I semi della Felisia sono fertili e dotati di un’ottima capacità di germinazione e pertanto possono essere raccolti e conservati per poter ottenere nuove piante mediante la semina.

agatea

Fioritura

La felisia o Agatea fiorisce dalla primavera all’autunno e nelle zone con clima mite la fioritura si prolunga fino a dicembre.

Agatea-Felisia

Coltivazione della Felisia o Agatea

Esposizione

E’ una piantina che anche se cresce bene in luoghi semiobreggiati, per fiorire copiosamente richiede esposizioni soleggiate per molte ore al giorno. Teme il freddo e i venti gelidi dell’inverno. E’ resistente alla salsedine.

Terreno

La Felisia predilige i terreni misti, umidi ma soprattutto ben drenati.Il terreno di coltivazione ottimale è un miscuglio di comune terreno da giardino misto a sabbia o ghiaia e compost.

Annaffiature

Richiede regolari annaffiature per tutto il periodo vegetativo, da aprile fino a settembre e soprattutto durante in estate e durante i periodi di prolungata siccità in quanto è una sempreverde che non va in riposo vegetativo. In autunno-inverno le annaffiature vanno diradate oppure sospese del tutto.

Concimazione

Le concimazioni si effettuano ogni 20 giorni somministrando ai piedi del cespuglio del fertilizzante granulare a lento rilascio specifico per piante verdi e da fiore.

Agatea o Felicia moltiplicazione

Coltivazione in vaso della Felisia o Agatea

La Felicia amelloides è facile da coltivare in vaso purchè profondi e capienti e preferibilmente di terracotta.

  • Il terreno deve essere a medio impasto e arricchito di sostanza organica e misto a un po’ di sabbia per favorire lo sgrondo dell’acqua delle annaffiature.
  • Necessita di annaffiature frequenti soprattutto se il luogo di esposizione è soleggiato per molte ore al giorno. In estate l’apporto idrico va fatto al mattino presto o la sera dopo il tramonto del sole.
  • Necessita di regolari concimazioni con fertilizzanti specifici per piante verdi e da fiore soprattutto nel periodo che precede la fioritura.
  • Poichè teme il freddo in inverno il vaso va ricoverato in un luogo protetto soprattutto dai venti gelidi.

Rinvaso Agatea

Il rinvaso generalmente si effettua quando le radici della pianta fuoriescono dai fori di drenaggio dell’acqua delle annaffiature o la parte aerea non ha più spazio disponibile.Si utilizza un un nuovo vaso più grande del precedente e terriccio misto sciolto e sempre ben drenato. Per favorire il drenaggio dell’acqua si consiglia di mettere sul fondo del vaso del materiale drenante e di coprire i fori con pezzi di cocci di terracotta o altro.

Moltiplicazione Agatea

La pianta si riproduce per per seme e per via vegetativa mediante talea dei rametti dell’anno.

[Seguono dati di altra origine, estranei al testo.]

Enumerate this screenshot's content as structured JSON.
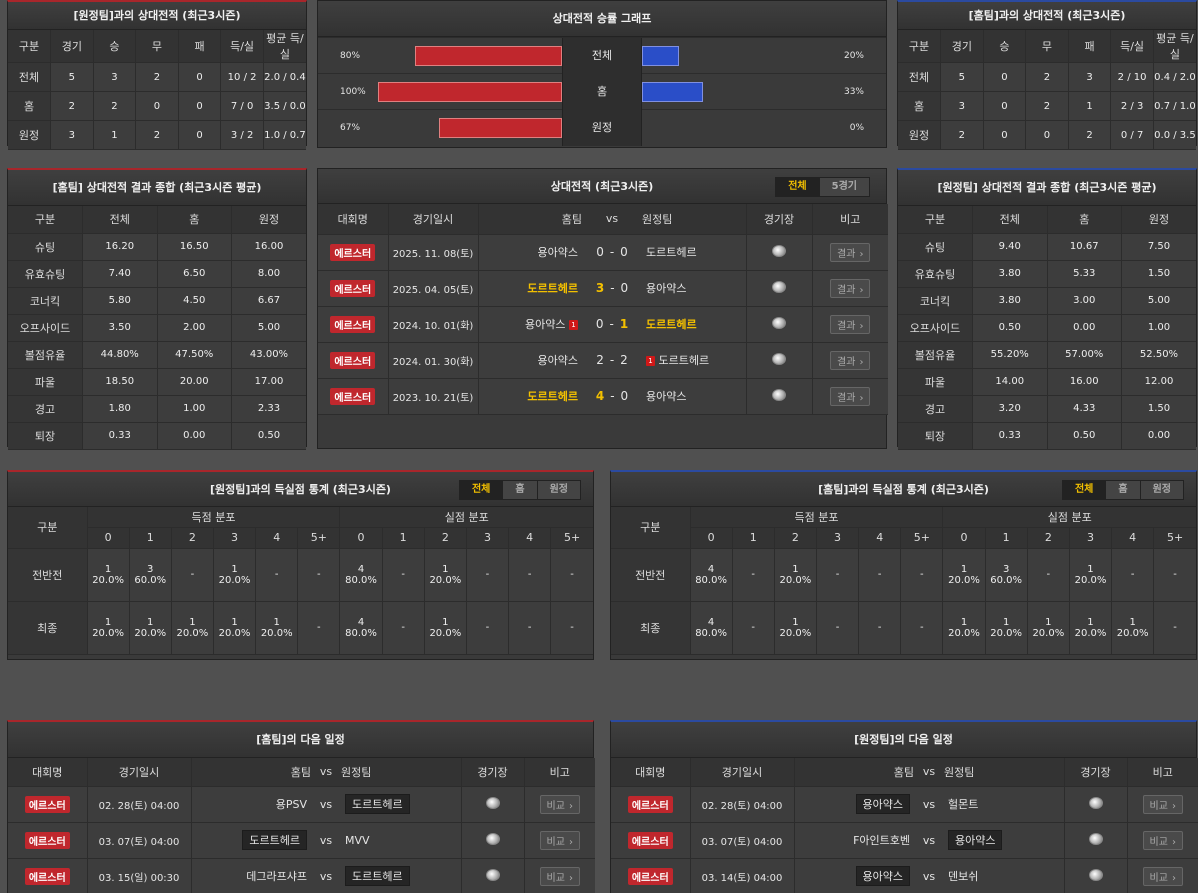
{
  "h2h_away": {
    "title": "[원정팀]과의 상대전적 (최근3시즌)",
    "headers": [
      "구분",
      "경기",
      "승",
      "무",
      "패",
      "득/실",
      "평균 득/실"
    ],
    "rows": [
      [
        "전체",
        "5",
        "3",
        "2",
        "0",
        "10 / 2",
        "2.0 / 0.4"
      ],
      [
        "홈",
        "2",
        "2",
        "0",
        "0",
        "7 / 0",
        "3.5 / 0.0"
      ],
      [
        "원정",
        "3",
        "1",
        "2",
        "0",
        "3 / 2",
        "1.0 / 0.7"
      ]
    ]
  },
  "win_graph": {
    "title": "상대전적 승률 그래프",
    "rows": [
      {
        "label": "전체",
        "left": "80%",
        "right": "20%",
        "left_val": 80,
        "right_val": 20
      },
      {
        "label": "홈",
        "left": "100%",
        "right": "33%",
        "left_val": 100,
        "right_val": 33
      },
      {
        "label": "원정",
        "left": "67%",
        "right": "0%",
        "left_val": 67,
        "right_val": 0
      }
    ],
    "colors": {
      "left": "#c0272d",
      "right": "#2a4ec8"
    }
  },
  "h2h_home": {
    "title": "[홈팀]과의 상대전적 (최근3시즌)",
    "headers": [
      "구분",
      "경기",
      "승",
      "무",
      "패",
      "득/실",
      "평균 득/실"
    ],
    "rows": [
      [
        "전체",
        "5",
        "0",
        "2",
        "3",
        "2 / 10",
        "0.4 / 2.0"
      ],
      [
        "홈",
        "3",
        "0",
        "2",
        "1",
        "2 / 3",
        "0.7 / 1.0"
      ],
      [
        "원정",
        "2",
        "0",
        "0",
        "2",
        "0 / 7",
        "0.0 / 3.5"
      ]
    ]
  },
  "summary_home": {
    "title": "[홈팀] 상대전적 결과 종합 (최근3시즌 평균)",
    "headers": [
      "구분",
      "전체",
      "홈",
      "원정"
    ],
    "rows": [
      [
        "슈팅",
        "16.20",
        "16.50",
        "16.00"
      ],
      [
        "유효슈팅",
        "7.40",
        "6.50",
        "8.00"
      ],
      [
        "코너킥",
        "5.80",
        "4.50",
        "6.67"
      ],
      [
        "오프사이드",
        "3.50",
        "2.00",
        "5.00"
      ],
      [
        "볼점유율",
        "44.80%",
        "47.50%",
        "43.00%"
      ],
      [
        "파울",
        "18.50",
        "20.00",
        "17.00"
      ],
      [
        "경고",
        "1.80",
        "1.00",
        "2.33"
      ],
      [
        "퇴장",
        "0.33",
        "0.00",
        "0.50"
      ]
    ]
  },
  "matches": {
    "title": "상대전적 (최근3시즌)",
    "toggle": [
      "전체",
      "5경기"
    ],
    "headers": {
      "league": "대회명",
      "date": "경기일시",
      "home": "홈팀",
      "vs": "vs",
      "away": "원정팀",
      "venue": "경기장",
      "note": "비고"
    },
    "rows": [
      {
        "league": "에르스터",
        "date": "2025. 11. 08(토)",
        "home": "용아약스",
        "hs": "0",
        "as": "0",
        "away": "도르트헤르",
        "winner": "",
        "home_red": "",
        "away_red": "",
        "btn": "결과"
      },
      {
        "league": "에르스터",
        "date": "2025. 04. 05(토)",
        "home": "도르트헤르",
        "hs": "3",
        "as": "0",
        "away": "용아약스",
        "winner": "home",
        "home_red": "",
        "away_red": "",
        "btn": "결과"
      },
      {
        "league": "에르스터",
        "date": "2024. 10. 01(화)",
        "home": "용아약스",
        "hs": "0",
        "as": "1",
        "away": "도르트헤르",
        "winner": "away",
        "home_red": "1",
        "away_red": "",
        "btn": "결과"
      },
      {
        "league": "에르스터",
        "date": "2024. 01. 30(화)",
        "home": "용아약스",
        "hs": "2",
        "as": "2",
        "away": "도르트헤르",
        "winner": "",
        "home_red": "",
        "away_red": "1",
        "btn": "결과"
      },
      {
        "league": "에르스터",
        "date": "2023. 10. 21(토)",
        "home": "도르트헤르",
        "hs": "4",
        "as": "0",
        "away": "용아약스",
        "winner": "home",
        "home_red": "",
        "away_red": "",
        "btn": "결과"
      }
    ]
  },
  "summary_away": {
    "title": "[원정팀] 상대전적 결과 종합 (최근3시즌 평균)",
    "headers": [
      "구분",
      "전체",
      "홈",
      "원정"
    ],
    "rows": [
      [
        "슈팅",
        "9.40",
        "10.67",
        "7.50"
      ],
      [
        "유효슈팅",
        "3.80",
        "5.33",
        "1.50"
      ],
      [
        "코너킥",
        "3.80",
        "3.00",
        "5.00"
      ],
      [
        "오프사이드",
        "0.50",
        "0.00",
        "1.00"
      ],
      [
        "볼점유율",
        "55.20%",
        "57.00%",
        "52.50%"
      ],
      [
        "파울",
        "14.00",
        "16.00",
        "12.00"
      ],
      [
        "경고",
        "3.20",
        "4.33",
        "1.50"
      ],
      [
        "퇴장",
        "0.33",
        "0.50",
        "0.00"
      ]
    ]
  },
  "goals_away": {
    "title": "[원정팀]과의 득실점 통계 (최근3시즌)",
    "toggle": [
      "전체",
      "홈",
      "원정"
    ],
    "label_col": "구분",
    "scored_label": "득점 분포",
    "conceded_label": "실점 분포",
    "cols": [
      "0",
      "1",
      "2",
      "3",
      "4",
      "5+"
    ],
    "rows": [
      {
        "label": "전반전",
        "scored": [
          [
            "1",
            "20.0%"
          ],
          [
            "3",
            "60.0%"
          ],
          [
            "-",
            ""
          ],
          [
            "1",
            "20.0%"
          ],
          [
            "-",
            ""
          ],
          [
            "-",
            ""
          ]
        ],
        "conceded": [
          [
            "4",
            "80.0%"
          ],
          [
            "-",
            ""
          ],
          [
            "1",
            "20.0%"
          ],
          [
            "-",
            ""
          ],
          [
            "-",
            ""
          ],
          [
            "-",
            ""
          ]
        ]
      },
      {
        "label": "최종",
        "scored": [
          [
            "1",
            "20.0%"
          ],
          [
            "1",
            "20.0%"
          ],
          [
            "1",
            "20.0%"
          ],
          [
            "1",
            "20.0%"
          ],
          [
            "1",
            "20.0%"
          ],
          [
            "-",
            ""
          ]
        ],
        "conceded": [
          [
            "4",
            "80.0%"
          ],
          [
            "-",
            ""
          ],
          [
            "1",
            "20.0%"
          ],
          [
            "-",
            ""
          ],
          [
            "-",
            ""
          ],
          [
            "-",
            ""
          ]
        ]
      }
    ]
  },
  "goals_home": {
    "title": "[홈팀]과의 득실점 통계 (최근3시즌)",
    "toggle": [
      "전체",
      "홈",
      "원정"
    ],
    "label_col": "구분",
    "scored_label": "득점 분포",
    "conceded_label": "실점 분포",
    "cols": [
      "0",
      "1",
      "2",
      "3",
      "4",
      "5+"
    ],
    "rows": [
      {
        "label": "전반전",
        "scored": [
          [
            "4",
            "80.0%"
          ],
          [
            "-",
            ""
          ],
          [
            "1",
            "20.0%"
          ],
          [
            "-",
            ""
          ],
          [
            "-",
            ""
          ],
          [
            "-",
            ""
          ]
        ],
        "conceded": [
          [
            "1",
            "20.0%"
          ],
          [
            "3",
            "60.0%"
          ],
          [
            "-",
            ""
          ],
          [
            "1",
            "20.0%"
          ],
          [
            "-",
            ""
          ],
          [
            "-",
            ""
          ]
        ]
      },
      {
        "label": "최종",
        "scored": [
          [
            "4",
            "80.0%"
          ],
          [
            "-",
            ""
          ],
          [
            "1",
            "20.0%"
          ],
          [
            "-",
            ""
          ],
          [
            "-",
            ""
          ],
          [
            "-",
            ""
          ]
        ],
        "conceded": [
          [
            "1",
            "20.0%"
          ],
          [
            "1",
            "20.0%"
          ],
          [
            "1",
            "20.0%"
          ],
          [
            "1",
            "20.0%"
          ],
          [
            "1",
            "20.0%"
          ],
          [
            "-",
            ""
          ]
        ]
      }
    ]
  },
  "next_home": {
    "title": "[홈팀]의 다음 일정",
    "headers": {
      "league": "대회명",
      "date": "경기일시",
      "home": "홈팀",
      "vs": "vs",
      "away": "원정팀",
      "venue": "경기장",
      "note": "비고"
    },
    "rows": [
      {
        "league": "에르스터",
        "date": "02. 28(토) 04:00",
        "home": "용PSV",
        "away": "도르트헤르",
        "box": "away",
        "btn": "비교"
      },
      {
        "league": "에르스터",
        "date": "03. 07(토) 04:00",
        "home": "도르트헤르",
        "away": "MVV",
        "box": "home",
        "btn": "비교"
      },
      {
        "league": "에르스터",
        "date": "03. 15(일) 00:30",
        "home": "데그라프샤프",
        "away": "도르트헤르",
        "box": "away",
        "btn": "비교"
      }
    ]
  },
  "next_away": {
    "title": "[원정팀]의 다음 일정",
    "headers": {
      "league": "대회명",
      "date": "경기일시",
      "home": "홈팀",
      "vs": "vs",
      "away": "원정팀",
      "venue": "경기장",
      "note": "비고"
    },
    "rows": [
      {
        "league": "에르스터",
        "date": "02. 28(토) 04:00",
        "home": "용아약스",
        "away": "헐몬트",
        "box": "home",
        "btn": "비교"
      },
      {
        "league": "에르스터",
        "date": "03. 07(토) 04:00",
        "home": "F아인트호벤",
        "away": "용아약스",
        "box": "away",
        "btn": "비교"
      },
      {
        "league": "에르스터",
        "date": "03. 14(토) 04:00",
        "home": "용아약스",
        "away": "덴보쉬",
        "box": "home",
        "btn": "비교"
      }
    ]
  }
}
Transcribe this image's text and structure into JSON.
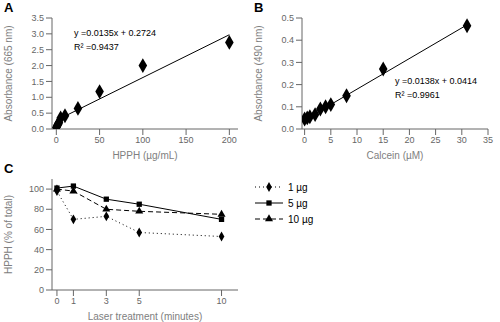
{
  "chart_data": [
    {
      "type": "scatter",
      "title": "A",
      "x_label": "HPPH (µg/mL)",
      "y_label": "Absorbance (665 nm)",
      "annotations": [
        "y =0.0135x + 0.2724",
        "R² =0.9437"
      ],
      "series": [
        {
          "type": "scatter",
          "marker": "diamond",
          "color": "black",
          "x": [
            0,
            1,
            2,
            3,
            5,
            10,
            25,
            50,
            100,
            200
          ],
          "values": [
            0.05,
            0.1,
            0.15,
            0.2,
            0.35,
            0.42,
            0.65,
            1.18,
            2.0,
            2.73
          ]
        },
        {
          "type": "line",
          "line_style": "solid",
          "color": "black",
          "x": [
            0,
            200
          ],
          "values": [
            0.2724,
            2.9724
          ]
        }
      ],
      "xlim": [
        -5,
        210
      ],
      "xticks": [
        0,
        50,
        100,
        150,
        200
      ],
      "ylim": [
        0,
        3.5
      ],
      "yticks": [
        {
          "value": 0,
          "label": "0.0"
        },
        0.5,
        {
          "value": 1,
          "label": "1.0"
        },
        1.5,
        {
          "value": 2,
          "label": "2.0"
        },
        2.5,
        {
          "value": 3,
          "label": "3.0"
        },
        3.5
      ],
      "grid": false
    },
    {
      "type": "scatter",
      "title": "B",
      "x_label": "Calcein (µM)",
      "y_label": "Absorbance (490 nm)",
      "annotations": [
        "y =0.0138x + 0.0414",
        "R² =0.9961"
      ],
      "series": [
        {
          "type": "scatter",
          "marker": "diamond",
          "color": "black",
          "x": [
            0,
            0.5,
            1,
            2,
            3,
            4,
            5,
            8,
            15,
            31
          ],
          "values": [
            0.045,
            0.05,
            0.055,
            0.065,
            0.09,
            0.1,
            0.11,
            0.15,
            0.27,
            0.465
          ]
        },
        {
          "type": "line",
          "line_style": "solid",
          "color": "black",
          "x": [
            0,
            31
          ],
          "values": [
            0.0414,
            0.4692
          ]
        }
      ],
      "xlim": [
        -0.5,
        35
      ],
      "xticks": [
        0,
        5,
        10,
        15,
        20,
        25,
        30,
        35
      ],
      "ylim": [
        0,
        0.5
      ],
      "yticks": [
        {
          "value": 0,
          "label": "0.0"
        },
        0.1,
        0.2,
        0.3,
        0.4,
        0.5
      ],
      "grid": false
    },
    {
      "type": "line",
      "title": "C",
      "x_label": "Laser treatment (minutes)",
      "y_label": "HPPH (% of total)",
      "x": [
        0,
        1,
        3,
        5,
        10
      ],
      "series": [
        {
          "name": "1 µg",
          "color": "black",
          "marker": "diamond",
          "line_style": "dotted",
          "values": [
            98,
            70,
            73,
            57,
            53
          ]
        },
        {
          "name": "5 µg",
          "color": "black",
          "marker": "square",
          "line_style": "solid",
          "values": [
            101,
            103,
            90,
            85,
            70
          ]
        },
        {
          "name": "10 µg",
          "color": "black",
          "marker": "triangle",
          "line_style": "dashed",
          "values": [
            100,
            98,
            80,
            78,
            75
          ]
        }
      ],
      "xlim": [
        -0.3,
        11
      ],
      "xticks": [
        0,
        1,
        3,
        5,
        10
      ],
      "ylim": [
        0,
        110
      ],
      "yticks": [
        0,
        20,
        40,
        60,
        80,
        100
      ],
      "legend": "right",
      "grid": false
    }
  ]
}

La semina si effettua in primavera in piena terra o in letto caldo in autunno tra ottobre-novembre In semenzaio protetto i semi raccolti durante l’estate (o acquistati) si stratificano su l terriccio specifico e poi ricoperti con altro terriccio sciolto che va mantenuto leggermente umido fino a germinazione che, in genere, avviene dopo qualche settimana. Il semenzaio va tenuto in luogo caldo a temperatura di 18.20° C. Le nuove piante vanno lasciate irrobustire fino al momento dell’impianto in vaso o a dimora.

Propagazione per talea

A fine estate, tra agosto-settembre, l’agatea può essere propagata per via agamica mediante talea.

  • Utilizzando delle forbici ben affilate e disinfettate, si prelevano talee lunghe 10-15 cm dai rametti dell’anno che non hanno prodotto fiori;
  • si eliminano le foglie partendo dall’estremità recisa e si lasciano solo quelle apicali;
  • si interrano la talee in un un miscuglio di torba e sabbia in parti uguali per 1/3 della loro lunghezza;
  • si mette il cassone in un luogo luminoso e si mantiene il substrato appena umido fino all’attecchimento delle radici;
  • le piante nate vanno lasciate irrobustire e poi trapiantate in vaso o in piena terra facendo attenzione a non danneggiare le giovani radici.

Felisia-Agatea-impianto

Impianto e abbinamenti

Le nuove piante di Felisia ottenute da seme o da talea, vanno trapiantate a maggio con il panetto di terra che avvolge le radici in buche distanziate tra loro circa 30 cm. Quando le piante raggiungono i i 15 cm di altezza si cimano di qualche centimetro, per favorire l’accestimento. Nell’arco di un anno infatti si svilupperanno dando vita a folti tappeti che, in condizioni climatiche adeguate, potranno perdurare per 4-5 anni. In vaso e nelle bordure delle aiuole si abbina perfettamente con piante di gerani imperialepetunie e surfinie.

Potatura della Felisia

Per favorire l’emissione di nuovi getti floreali ed avere dei cuscini tappezzanti belli compatti è bene cimare gli steli con i fiori appassiti e per evitare l’insorgenza di malattie fungine eliminare radicalmente le parti danneggiate e le foglie secche.

Agatea talea

Malattie e parassiti della Felisia o Agatea

E’ una pianta rustica che ad eccezione del marciume delle radici è resistente alle malattie fungine e solo raramente viene attaccata dagli afidi.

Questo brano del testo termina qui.